Farai Mutsaka, Associated Press | September 8, 2020
HARARE, ZIMBABWE: An environmental group in Zimbabwe has applied to the country’s High Court to stop a Chinese firm from mining coal in Hwange National Park, which hosts one of Africa’s largest populations of elephants.
The Zimbabwe Environmental Lawyers Association argues that the creation of a coal mine in the park by the Zimbabwe Zhongxin Mining Group Tongmao Coal Company (Pvt) Ltd would cause “devastating” ecological degradation and force wildlife to flee.
The mining may cause a decline in tourism and decrease the incomes of local residents who rely on it for income, while poaching and conflict between people and wildlife could increase, the organization argued.
More than 45,000 elephants are estimated to live in Hwange park along with more than 100 mammal and 400 bird species, including buffalos, leopards, and lions, that are already struggling for food and water in the vast savannah due to a prolonged drought.
The mining license was granted by President Emmerson Mnangagwa’s government to the Chinese firm in February, 2019, and the firm has started exploratory work in the park, according to Bhejane Trust, a wildlife conservation organization which works in the park in partnership with the national parks agency.

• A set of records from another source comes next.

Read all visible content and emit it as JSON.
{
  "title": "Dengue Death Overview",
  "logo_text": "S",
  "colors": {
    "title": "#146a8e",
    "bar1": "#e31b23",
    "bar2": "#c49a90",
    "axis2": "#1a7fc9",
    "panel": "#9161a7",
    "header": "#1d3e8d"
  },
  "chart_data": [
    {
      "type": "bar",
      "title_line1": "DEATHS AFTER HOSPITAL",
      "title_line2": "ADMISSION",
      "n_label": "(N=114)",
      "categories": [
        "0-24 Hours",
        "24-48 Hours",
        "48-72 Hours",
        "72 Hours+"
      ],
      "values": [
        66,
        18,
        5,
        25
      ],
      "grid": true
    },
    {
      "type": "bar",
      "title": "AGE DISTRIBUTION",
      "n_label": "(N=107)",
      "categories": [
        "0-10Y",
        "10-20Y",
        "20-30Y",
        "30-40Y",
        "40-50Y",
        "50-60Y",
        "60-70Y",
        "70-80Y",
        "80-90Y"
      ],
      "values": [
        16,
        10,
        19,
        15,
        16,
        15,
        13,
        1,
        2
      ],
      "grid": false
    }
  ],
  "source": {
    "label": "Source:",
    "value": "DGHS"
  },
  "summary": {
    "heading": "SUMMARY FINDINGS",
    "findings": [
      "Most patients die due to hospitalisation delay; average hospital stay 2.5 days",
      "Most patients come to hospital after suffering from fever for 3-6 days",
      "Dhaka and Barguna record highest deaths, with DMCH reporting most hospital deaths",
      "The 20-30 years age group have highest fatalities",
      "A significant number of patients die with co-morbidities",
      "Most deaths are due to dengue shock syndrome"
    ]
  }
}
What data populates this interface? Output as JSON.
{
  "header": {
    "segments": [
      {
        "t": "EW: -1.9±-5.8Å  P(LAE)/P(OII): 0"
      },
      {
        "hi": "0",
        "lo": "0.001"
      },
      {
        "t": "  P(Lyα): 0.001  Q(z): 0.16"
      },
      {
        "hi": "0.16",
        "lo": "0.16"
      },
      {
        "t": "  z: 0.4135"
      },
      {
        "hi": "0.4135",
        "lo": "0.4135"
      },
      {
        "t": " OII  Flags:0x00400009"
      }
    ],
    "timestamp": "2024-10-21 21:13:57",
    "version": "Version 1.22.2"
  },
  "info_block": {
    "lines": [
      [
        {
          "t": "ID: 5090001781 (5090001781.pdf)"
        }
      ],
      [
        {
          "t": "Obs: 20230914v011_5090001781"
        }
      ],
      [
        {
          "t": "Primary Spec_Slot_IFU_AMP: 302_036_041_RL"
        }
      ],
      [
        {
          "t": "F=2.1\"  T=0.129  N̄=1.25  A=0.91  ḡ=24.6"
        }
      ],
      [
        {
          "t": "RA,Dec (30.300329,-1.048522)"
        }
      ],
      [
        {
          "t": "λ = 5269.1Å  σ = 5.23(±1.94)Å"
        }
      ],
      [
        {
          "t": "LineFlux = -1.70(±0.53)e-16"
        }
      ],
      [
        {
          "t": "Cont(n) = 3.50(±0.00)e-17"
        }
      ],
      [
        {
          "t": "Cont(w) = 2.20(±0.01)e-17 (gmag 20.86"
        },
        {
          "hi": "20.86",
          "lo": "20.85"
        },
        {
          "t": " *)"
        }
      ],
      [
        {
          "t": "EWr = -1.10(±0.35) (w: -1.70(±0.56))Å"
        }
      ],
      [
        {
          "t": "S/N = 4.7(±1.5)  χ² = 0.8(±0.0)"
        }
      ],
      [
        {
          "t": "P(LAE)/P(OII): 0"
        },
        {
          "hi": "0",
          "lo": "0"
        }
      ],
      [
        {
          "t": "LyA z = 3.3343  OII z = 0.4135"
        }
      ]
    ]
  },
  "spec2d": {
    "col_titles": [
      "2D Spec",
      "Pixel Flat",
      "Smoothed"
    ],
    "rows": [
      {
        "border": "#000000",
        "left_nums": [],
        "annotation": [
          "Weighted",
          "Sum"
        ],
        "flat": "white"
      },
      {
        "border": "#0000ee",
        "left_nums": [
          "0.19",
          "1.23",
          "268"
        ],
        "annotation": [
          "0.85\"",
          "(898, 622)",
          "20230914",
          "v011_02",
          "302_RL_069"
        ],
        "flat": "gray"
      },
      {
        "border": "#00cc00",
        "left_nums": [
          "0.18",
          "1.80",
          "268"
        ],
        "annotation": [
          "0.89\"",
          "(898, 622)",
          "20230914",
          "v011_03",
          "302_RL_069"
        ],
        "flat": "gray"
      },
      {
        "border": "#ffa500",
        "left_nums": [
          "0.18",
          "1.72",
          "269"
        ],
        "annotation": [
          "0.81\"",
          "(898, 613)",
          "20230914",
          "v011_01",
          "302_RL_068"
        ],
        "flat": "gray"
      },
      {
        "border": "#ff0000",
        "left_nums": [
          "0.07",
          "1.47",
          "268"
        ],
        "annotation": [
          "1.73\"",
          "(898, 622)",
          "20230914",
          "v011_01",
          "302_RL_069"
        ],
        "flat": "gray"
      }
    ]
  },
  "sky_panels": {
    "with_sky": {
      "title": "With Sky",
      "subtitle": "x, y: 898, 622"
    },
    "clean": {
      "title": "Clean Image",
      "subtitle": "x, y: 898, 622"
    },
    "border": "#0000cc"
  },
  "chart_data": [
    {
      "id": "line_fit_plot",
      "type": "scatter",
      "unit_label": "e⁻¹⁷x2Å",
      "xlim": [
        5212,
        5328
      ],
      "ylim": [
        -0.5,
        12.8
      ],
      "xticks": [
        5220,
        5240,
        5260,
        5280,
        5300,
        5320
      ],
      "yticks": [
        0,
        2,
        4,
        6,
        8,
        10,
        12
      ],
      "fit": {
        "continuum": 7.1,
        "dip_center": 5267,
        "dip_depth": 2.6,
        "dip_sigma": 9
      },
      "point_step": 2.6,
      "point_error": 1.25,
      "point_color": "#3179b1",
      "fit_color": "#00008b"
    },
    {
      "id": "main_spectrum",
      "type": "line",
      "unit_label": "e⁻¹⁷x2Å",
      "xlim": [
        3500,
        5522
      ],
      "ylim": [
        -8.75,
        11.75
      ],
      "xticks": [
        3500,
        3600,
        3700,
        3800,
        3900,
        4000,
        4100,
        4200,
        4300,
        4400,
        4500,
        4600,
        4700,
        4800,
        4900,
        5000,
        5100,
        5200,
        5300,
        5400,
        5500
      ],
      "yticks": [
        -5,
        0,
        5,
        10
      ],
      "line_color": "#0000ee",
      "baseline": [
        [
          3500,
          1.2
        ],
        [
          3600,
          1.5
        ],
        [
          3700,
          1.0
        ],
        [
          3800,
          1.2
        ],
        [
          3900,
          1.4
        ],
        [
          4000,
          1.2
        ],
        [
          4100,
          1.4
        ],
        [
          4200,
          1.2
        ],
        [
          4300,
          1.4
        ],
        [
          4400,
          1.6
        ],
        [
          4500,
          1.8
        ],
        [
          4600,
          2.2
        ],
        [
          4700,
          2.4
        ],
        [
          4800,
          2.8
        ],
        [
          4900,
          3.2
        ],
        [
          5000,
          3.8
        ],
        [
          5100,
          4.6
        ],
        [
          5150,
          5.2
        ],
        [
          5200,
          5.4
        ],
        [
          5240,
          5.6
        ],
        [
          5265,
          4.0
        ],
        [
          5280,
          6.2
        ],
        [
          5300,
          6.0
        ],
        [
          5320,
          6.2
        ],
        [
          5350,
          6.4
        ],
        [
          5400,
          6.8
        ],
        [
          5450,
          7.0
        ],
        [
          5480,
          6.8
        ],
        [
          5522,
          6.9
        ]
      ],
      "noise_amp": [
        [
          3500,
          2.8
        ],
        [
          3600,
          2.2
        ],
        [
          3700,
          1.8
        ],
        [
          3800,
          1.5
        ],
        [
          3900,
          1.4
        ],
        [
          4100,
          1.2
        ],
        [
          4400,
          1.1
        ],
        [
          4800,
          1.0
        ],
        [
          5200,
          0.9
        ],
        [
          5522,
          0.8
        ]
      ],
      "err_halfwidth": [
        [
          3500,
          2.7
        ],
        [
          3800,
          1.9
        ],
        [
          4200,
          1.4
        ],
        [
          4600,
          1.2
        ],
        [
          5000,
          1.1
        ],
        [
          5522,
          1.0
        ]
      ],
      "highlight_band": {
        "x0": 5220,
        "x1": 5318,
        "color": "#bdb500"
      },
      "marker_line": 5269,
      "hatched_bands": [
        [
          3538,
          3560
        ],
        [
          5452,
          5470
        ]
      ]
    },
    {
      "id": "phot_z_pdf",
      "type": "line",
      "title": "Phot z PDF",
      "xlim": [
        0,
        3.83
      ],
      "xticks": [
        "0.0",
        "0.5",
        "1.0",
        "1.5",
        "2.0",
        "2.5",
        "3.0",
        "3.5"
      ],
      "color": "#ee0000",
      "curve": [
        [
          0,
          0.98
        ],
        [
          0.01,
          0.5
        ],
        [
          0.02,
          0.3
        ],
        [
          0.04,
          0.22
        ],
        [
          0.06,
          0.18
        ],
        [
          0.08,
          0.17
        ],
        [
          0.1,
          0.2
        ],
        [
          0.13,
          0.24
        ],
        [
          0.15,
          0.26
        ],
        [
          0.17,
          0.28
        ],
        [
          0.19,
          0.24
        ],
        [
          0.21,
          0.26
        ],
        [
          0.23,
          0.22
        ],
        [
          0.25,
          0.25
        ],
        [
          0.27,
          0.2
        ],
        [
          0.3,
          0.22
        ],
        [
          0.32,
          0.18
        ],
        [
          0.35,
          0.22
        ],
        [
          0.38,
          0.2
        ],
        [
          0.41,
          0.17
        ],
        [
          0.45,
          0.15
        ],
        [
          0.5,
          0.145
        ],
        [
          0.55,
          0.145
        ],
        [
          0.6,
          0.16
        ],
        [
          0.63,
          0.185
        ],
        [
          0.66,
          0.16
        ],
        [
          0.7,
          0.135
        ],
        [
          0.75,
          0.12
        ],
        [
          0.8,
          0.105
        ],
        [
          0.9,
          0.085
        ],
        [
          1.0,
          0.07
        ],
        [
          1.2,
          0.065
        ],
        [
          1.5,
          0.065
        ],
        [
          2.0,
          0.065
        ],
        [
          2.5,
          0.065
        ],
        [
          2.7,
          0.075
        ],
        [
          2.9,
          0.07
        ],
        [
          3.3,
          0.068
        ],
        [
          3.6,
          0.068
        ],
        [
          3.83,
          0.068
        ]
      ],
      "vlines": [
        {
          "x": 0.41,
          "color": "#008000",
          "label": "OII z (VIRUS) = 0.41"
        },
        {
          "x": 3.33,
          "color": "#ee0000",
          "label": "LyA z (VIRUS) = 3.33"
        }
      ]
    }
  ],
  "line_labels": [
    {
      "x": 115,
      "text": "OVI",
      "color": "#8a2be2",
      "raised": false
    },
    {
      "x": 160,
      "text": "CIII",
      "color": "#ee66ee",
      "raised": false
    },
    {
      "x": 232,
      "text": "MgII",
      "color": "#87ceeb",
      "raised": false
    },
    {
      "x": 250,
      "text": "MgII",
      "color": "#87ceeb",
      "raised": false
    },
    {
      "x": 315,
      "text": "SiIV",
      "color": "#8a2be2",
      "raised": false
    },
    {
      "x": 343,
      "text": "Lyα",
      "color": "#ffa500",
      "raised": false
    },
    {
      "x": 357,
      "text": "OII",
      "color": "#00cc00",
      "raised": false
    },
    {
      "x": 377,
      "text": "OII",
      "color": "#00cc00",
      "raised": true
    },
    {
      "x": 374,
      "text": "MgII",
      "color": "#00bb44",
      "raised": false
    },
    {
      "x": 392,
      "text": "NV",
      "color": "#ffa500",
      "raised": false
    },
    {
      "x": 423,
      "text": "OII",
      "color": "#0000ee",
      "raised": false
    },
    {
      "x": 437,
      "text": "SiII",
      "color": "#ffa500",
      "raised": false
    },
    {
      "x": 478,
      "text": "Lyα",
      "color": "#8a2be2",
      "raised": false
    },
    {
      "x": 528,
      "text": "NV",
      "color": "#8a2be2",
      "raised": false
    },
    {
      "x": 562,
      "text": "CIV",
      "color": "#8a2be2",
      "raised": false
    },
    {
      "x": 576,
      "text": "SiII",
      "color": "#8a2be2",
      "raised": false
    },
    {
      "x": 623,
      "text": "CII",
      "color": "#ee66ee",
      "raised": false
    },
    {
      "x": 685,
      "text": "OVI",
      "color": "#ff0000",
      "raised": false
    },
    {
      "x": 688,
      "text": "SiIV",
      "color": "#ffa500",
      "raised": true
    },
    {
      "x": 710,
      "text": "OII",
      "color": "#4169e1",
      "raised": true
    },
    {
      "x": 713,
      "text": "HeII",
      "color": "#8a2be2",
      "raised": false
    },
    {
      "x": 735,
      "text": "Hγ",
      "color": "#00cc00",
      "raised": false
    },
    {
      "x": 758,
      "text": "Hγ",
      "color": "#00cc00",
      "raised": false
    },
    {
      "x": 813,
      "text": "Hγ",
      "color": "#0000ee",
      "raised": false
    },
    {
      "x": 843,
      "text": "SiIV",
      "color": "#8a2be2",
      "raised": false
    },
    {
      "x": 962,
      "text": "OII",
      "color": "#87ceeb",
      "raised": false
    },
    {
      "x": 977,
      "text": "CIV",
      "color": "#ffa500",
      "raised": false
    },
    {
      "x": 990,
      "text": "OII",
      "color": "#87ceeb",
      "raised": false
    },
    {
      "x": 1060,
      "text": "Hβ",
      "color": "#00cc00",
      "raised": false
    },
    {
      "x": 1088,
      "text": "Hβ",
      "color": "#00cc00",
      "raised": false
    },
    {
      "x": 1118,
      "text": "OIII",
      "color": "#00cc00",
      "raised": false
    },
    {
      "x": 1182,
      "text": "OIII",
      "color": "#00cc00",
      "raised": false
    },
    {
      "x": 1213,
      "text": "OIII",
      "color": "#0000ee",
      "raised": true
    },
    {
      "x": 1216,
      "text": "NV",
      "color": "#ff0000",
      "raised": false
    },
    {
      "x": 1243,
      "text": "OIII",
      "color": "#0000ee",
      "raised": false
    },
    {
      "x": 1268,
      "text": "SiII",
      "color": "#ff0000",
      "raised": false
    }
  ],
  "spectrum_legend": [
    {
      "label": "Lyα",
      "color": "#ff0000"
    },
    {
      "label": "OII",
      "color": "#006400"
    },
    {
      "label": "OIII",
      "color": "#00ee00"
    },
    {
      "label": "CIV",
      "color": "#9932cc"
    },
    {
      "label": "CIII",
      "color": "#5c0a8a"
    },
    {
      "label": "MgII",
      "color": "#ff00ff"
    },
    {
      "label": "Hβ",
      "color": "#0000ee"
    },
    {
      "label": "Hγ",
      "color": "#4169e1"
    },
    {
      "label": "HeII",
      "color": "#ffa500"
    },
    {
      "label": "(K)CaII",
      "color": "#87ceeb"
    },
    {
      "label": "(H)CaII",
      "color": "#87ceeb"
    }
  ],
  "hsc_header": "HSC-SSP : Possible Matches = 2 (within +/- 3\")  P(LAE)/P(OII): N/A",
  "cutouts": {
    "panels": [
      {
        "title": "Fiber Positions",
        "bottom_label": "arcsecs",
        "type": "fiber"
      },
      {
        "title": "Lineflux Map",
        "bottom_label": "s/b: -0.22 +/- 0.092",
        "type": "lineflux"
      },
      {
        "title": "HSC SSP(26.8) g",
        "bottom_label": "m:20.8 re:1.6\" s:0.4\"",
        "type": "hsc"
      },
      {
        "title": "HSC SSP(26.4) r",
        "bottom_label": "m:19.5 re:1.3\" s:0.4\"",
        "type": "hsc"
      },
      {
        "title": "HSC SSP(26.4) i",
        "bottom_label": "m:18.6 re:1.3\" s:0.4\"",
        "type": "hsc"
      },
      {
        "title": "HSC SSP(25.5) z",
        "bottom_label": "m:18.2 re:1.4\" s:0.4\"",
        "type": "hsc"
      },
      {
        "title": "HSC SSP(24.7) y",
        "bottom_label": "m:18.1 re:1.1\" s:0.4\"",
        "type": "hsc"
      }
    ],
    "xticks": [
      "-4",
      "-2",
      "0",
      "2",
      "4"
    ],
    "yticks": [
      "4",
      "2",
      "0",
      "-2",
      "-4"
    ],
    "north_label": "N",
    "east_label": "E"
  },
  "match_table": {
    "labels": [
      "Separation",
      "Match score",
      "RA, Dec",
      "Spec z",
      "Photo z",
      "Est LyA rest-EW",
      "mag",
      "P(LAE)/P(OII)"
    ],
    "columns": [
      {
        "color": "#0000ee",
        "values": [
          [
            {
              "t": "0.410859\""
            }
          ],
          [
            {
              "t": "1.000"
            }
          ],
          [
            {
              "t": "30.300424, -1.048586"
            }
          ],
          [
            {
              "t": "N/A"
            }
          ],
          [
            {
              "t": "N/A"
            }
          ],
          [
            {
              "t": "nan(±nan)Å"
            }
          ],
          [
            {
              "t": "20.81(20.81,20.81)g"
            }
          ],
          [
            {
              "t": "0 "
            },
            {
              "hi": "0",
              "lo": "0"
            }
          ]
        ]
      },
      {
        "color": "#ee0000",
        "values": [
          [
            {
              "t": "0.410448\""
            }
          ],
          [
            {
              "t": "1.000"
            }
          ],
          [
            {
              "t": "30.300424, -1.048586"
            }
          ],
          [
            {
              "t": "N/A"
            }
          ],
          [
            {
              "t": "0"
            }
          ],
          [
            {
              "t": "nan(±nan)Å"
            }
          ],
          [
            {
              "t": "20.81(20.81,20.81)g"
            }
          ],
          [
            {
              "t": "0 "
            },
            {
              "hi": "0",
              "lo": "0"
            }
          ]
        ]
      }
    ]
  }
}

Drilling, land clearance, road-building and geological surveys related to the planned coal mining project inside the park, which sprawls for more than 5,600 square miles, pose a threat to the reserve, the organization said in its application filed this week.
“There is acute risk of irreversible ecological degradation including unmitigated loss of animal and vegetative species, reduction of animal habitats of many rare species including black rhino, pangolin, elephant, and wild (painted) dogs,” said the organization.
The mine is planned to cover 105 square kilometers (40.54 square miles) in the Sinematella Camp area of Hwange park, according to court papers. The area is “one of the two only heavily wooded segments of the National Park comprising of mineral springs, salt springs, thermal springs, ecologically active waterholes, various dams and pans,” said the document. The mine may pollute the water sources in a perennially dry area of the park, said the document.
The area for the proposed mine “represents the only habitat with black rhino in the whole of the Matabeleland North province and provides a vital safe haven for these and other endangered and specially protected animals,” said a statement by the Hwange Area Stakeholders, a grouping of interested parties such as safari operators, animal welfare groups and residents.
The legal effort to stop mining in Hwange park comes as Zimbabwean wildlife officials are investigating the cause of the deaths of more than 20 elephants in a forest area near the national park. It is suggested that the young elephants that died may have eaten poisonous plants because normal vegetation has dried up from lack of rainfall.
Zimbabwe, constantly plagued by power shortages, is heavily reliant on coal and hydropower for electricity. Chinese firms have been involved in multi-billion dollar projects to boost coal-fired power plants. Several Chinese firms also mine gold, diamonds and other minerals in Zimbabwe.
The country’s ministry of environment, climate, tourism and hospitality on Monday said the government “will pronounce itself” on the matter “in the next few days.”